La habitación estaba orientada hacia el oeste. Estaba inundada de luz. La terraza deslumbraba de tal modo que en un momento dado Subroto pensó en cerrar la puerta que se abría a ella. El guionista dijo:

—Ahora estoy trabajando en tres películas. En la India es muy difícil sobrevivir con una sola película. Esta vez he descubierto que aunque no siguen el guión, tienen más respeto por él. Y espero que eso se mantenga.

—¿Cree usted que ahora escribe mejor que al principio?

—Cuando llegué aquí tenía un elevado concepto de lo que debe ser un guionista. Me equivocaba. Pensaba que un guión se parece a una novela o una obra de teatro. Estaba convencido de que era una novela lo que daba forma a una obra teatral. He comprendido que un guionista tiene que saber mucho de técnica cinematográfica: las limitaciones, por ejemplo, y cuándo se pueden suprimir por completo las palabras. Nosotros escribimos

visualmente: eso es lo que supuestamente tiene que hacer el guionista. En realidad, es un vínculo entre todos los oficios de la realización de películas, y también considero un oficio el de los actores. Una gran parte es taquigrafía técnica: es mucho mejor escribir así. Los técnicos comprenden esta taquigrafía. La comprenden emocionalmente. El cámara comprende no solo lo visual de un primer plano, sino también la emoción. Al no iniciado, esa escritura puede aburrirle, como leer los planos de un puente, pero esos planos están llenos de significado para un ingeniero. A un guionista, más le vale aprender esa parte de la técnica, o perderá el tiempo y se lo hará perder a los demás. La verdadera contribución del guionista consiste en dar una visión conceptual de la totalidad de la película, porque los técnicos solo pueden hacer una toma de cada vez. En realidad, es la colaboración del director y el guionista lo que desemboca en una película.

»Llevo en esto un año desde que volví. Los primeros seis meses fueron duros. La gente me mostraba indiferencia, porque había abandonado el club.

—Al considerar ahora su primera experiencia, con él actor, ¿no cree que podría decirse algo en favor de hablar las películas, como hacía él?

El guionista era implacable.

—Eso es el enemigo. Esa actitud complaciente... es el enemigo. —Pasó por alto un par de pensamientos y añadió—: Creo que esta vez voy a ganar dinero. Tengo suficiente para el próximo mes, con el trabajo con las películas. De momento, estoy pagando deudas.

—¿Quiénes son las buenas personas en el negocio del cine?

—Todas y ninguna. Todo está enfocado hacia el éxito. Rinden culto al éxito. Y, verá, el éxito es algo muy concreto. Si una película se estrena un viernes, el lunes ya se conoce su destino. Por las cifras de taquilla, que no tienen nada de abstracto. Está todo ahí, en frías cifras. Y si la película funciona, la gente es buena contigo.

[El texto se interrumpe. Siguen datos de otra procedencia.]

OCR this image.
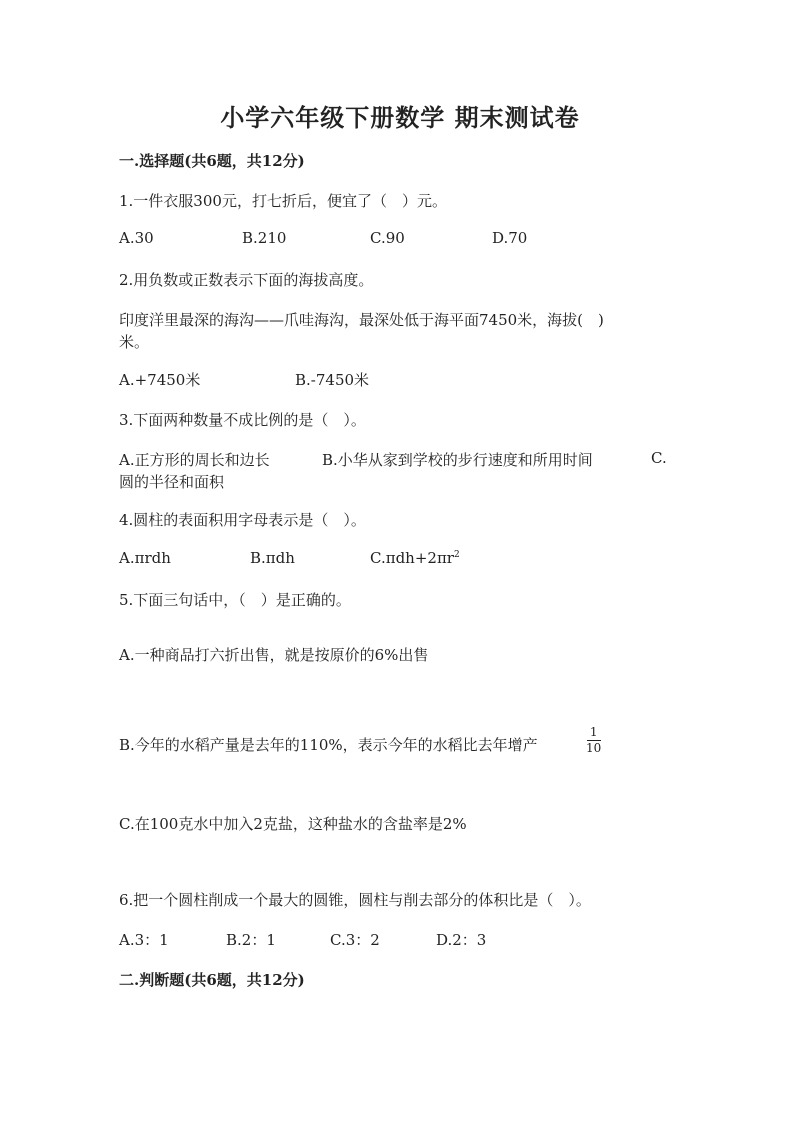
小学六年级下册数学 期末测试卷
一.选择题(共6题，共12分)
1.一件衣服300元，打七折后，便宜了（　）元。
A.30	B.210	C.90	D.70
2.用负数或正数表示下面的海拔高度。
印度洋里最深的海沟——爪哇海沟，最深处低于海平面7450米，海拔(　)
米。
A.+7450米	B.-7450米
3.下面两种数量不成比例的是（　）。
A.正方形的周长和边长	B.小华从家到学校的步行速度和所用时间	C.
圆的半径和面积
4.圆柱的表面积用字母表示是（　）。
A.πrdh	B.πdh	$C.\pi dh+2\pi r^2$
5.下面三句话中，（　）是正确的。
A.一种商品打六折出售，就是按原价的6%出售
B.今年的水稻产量是去年的110%，表示今年的水稻比去年增产
1
10
C.在100克水中加入2克盐，这种盐水的含盐率是2%
6.把一个圆柱削成一个最大的圆锥，圆柱与削去部分的体积比是（　）。
A.3：1	B.2：1	C.3：2	D.2：3
二.判断题(共6题，共12分)
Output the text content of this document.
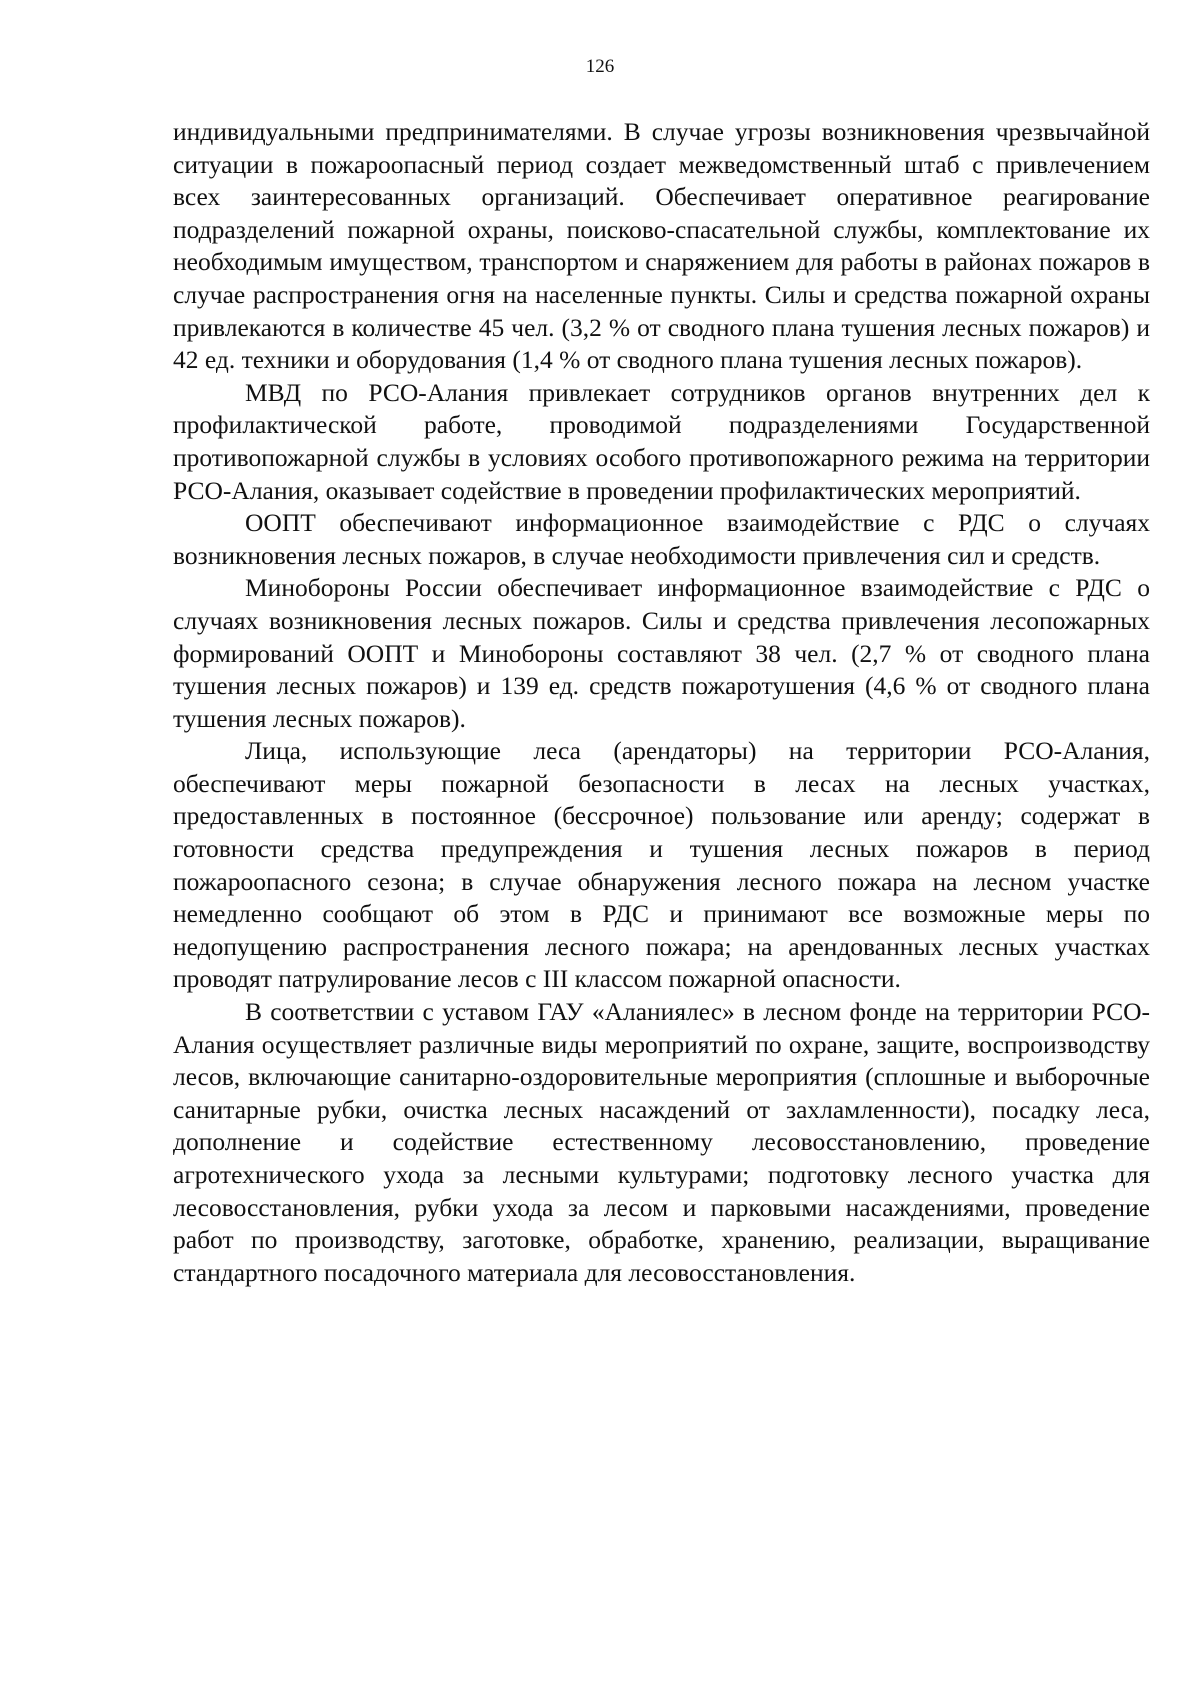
126

индивидуальными предпринимателями. В случае угрозы возникновения чрезвычайной ситуации в пожароопасный период создает межведомственный штаб с привлечением всех заинтересованных организаций. Обеспечивает оперативное реагирование подразделений пожарной охраны, поисково-спасательной службы, комплектование их необходимым имуществом, транспортом и снаряжением для работы в районах пожаров в случае распространения огня на населенные пункты. Силы и средства пожарной охраны привлекаются в количестве 45 чел. (3,2 % от сводного плана тушения лесных пожаров) и 42 ед. техники и оборудования (1,4 % от сводного плана тушения лесных пожаров).

МВД по РСО-Алания привлекает сотрудников органов внутренних дел к профилактической работе, проводимой подразделениями Государственной противопожарной службы в условиях особого противопожарного режима на территории РСО-Алания, оказывает содействие в проведении профилактических мероприятий.

ООПТ обеспечивают информационное взаимодействие с РДС о случаях возникновения лесных пожаров, в случае необходимости привлечения сил и средств.

Минобороны России обеспечивает информационное взаимодействие с РДС о случаях возникновения лесных пожаров. Силы и средства привлечения лесопожарных формирований ООПТ и Минобороны составляют 38 чел. (2,7 % от сводного плана тушения лесных пожаров) и 139 ед. средств пожаротушения (4,6 % от сводного плана тушения лесных пожаров).

Лица, использующие леса (арендаторы) на территории РСО-Алания, обеспечивают меры пожарной безопасности в лесах на лесных участках, предоставленных в постоянное (бессрочное) пользование или аренду; содержат в готовности средства предупреждения и тушения лесных пожаров в период пожароопасного сезона; в случае обнаружения лесного пожара на лесном участке немедленно сообщают об этом в РДС и принимают все возможные меры по недопущению распространения лесного пожара; на арендованных лесных участках проводят патрулирование лесов с III классом пожарной опасности.

В соответствии с уставом ГАУ «Аланиялес» в лесном фонде на территории РСО-Алания осуществляет различные виды мероприятий по охране, защите, воспроизводству лесов, включающие санитарно-оздоровительные мероприятия (сплошные и выборочные санитарные рубки, очистка лесных насаждений от захламленности), посадку леса, дополнение и содействие естественному лесовосстановлению, проведение агротехнического ухода за лесными культурами; подготовку лесного участка для лесовосстановления, рубки ухода за лесом и парковыми насаждениями, проведение работ по производству, заготовке, обработке, хранению, реализации, выращивание стандартного посадочного материала для лесовосстановления.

Al principio, el guionista parecía lleno de rabia, con una ironía que a veces amenazaba con convertirse en amargura y autocompasión. Pero mientras hablaba se fue suavizando. Al hablar sobre el carácter de la escritura de guiones, adoptó una actitud meditativa, reflexionando sobre las palabras adecuadas, y en esos momentos llegó a parecerme que incluso se sentía en paz consigo mismo.

Pensé que quizá hubiera cambiado su actitud hacia la industria cinematográfica. Dijo:

—Cada vez soy menos cínico al respecto.

Yo le dije:

—Tal vez sea porque tiene una nueva sensibilidad hacia ese arte.

—Se hacen películas buenas o malas, pero no se puede decir que escribir guiones sea algo que no exista. Existe. Y si algo se aprende es que la vida sigue. No existe el fracaso en la vida. Se fracasa en algo concreto. La satisfacción del artista no consiste en pensar en el éxito o el fracaso, sino en seguir adelante.

Le pregunté cuál era su método de trabajo.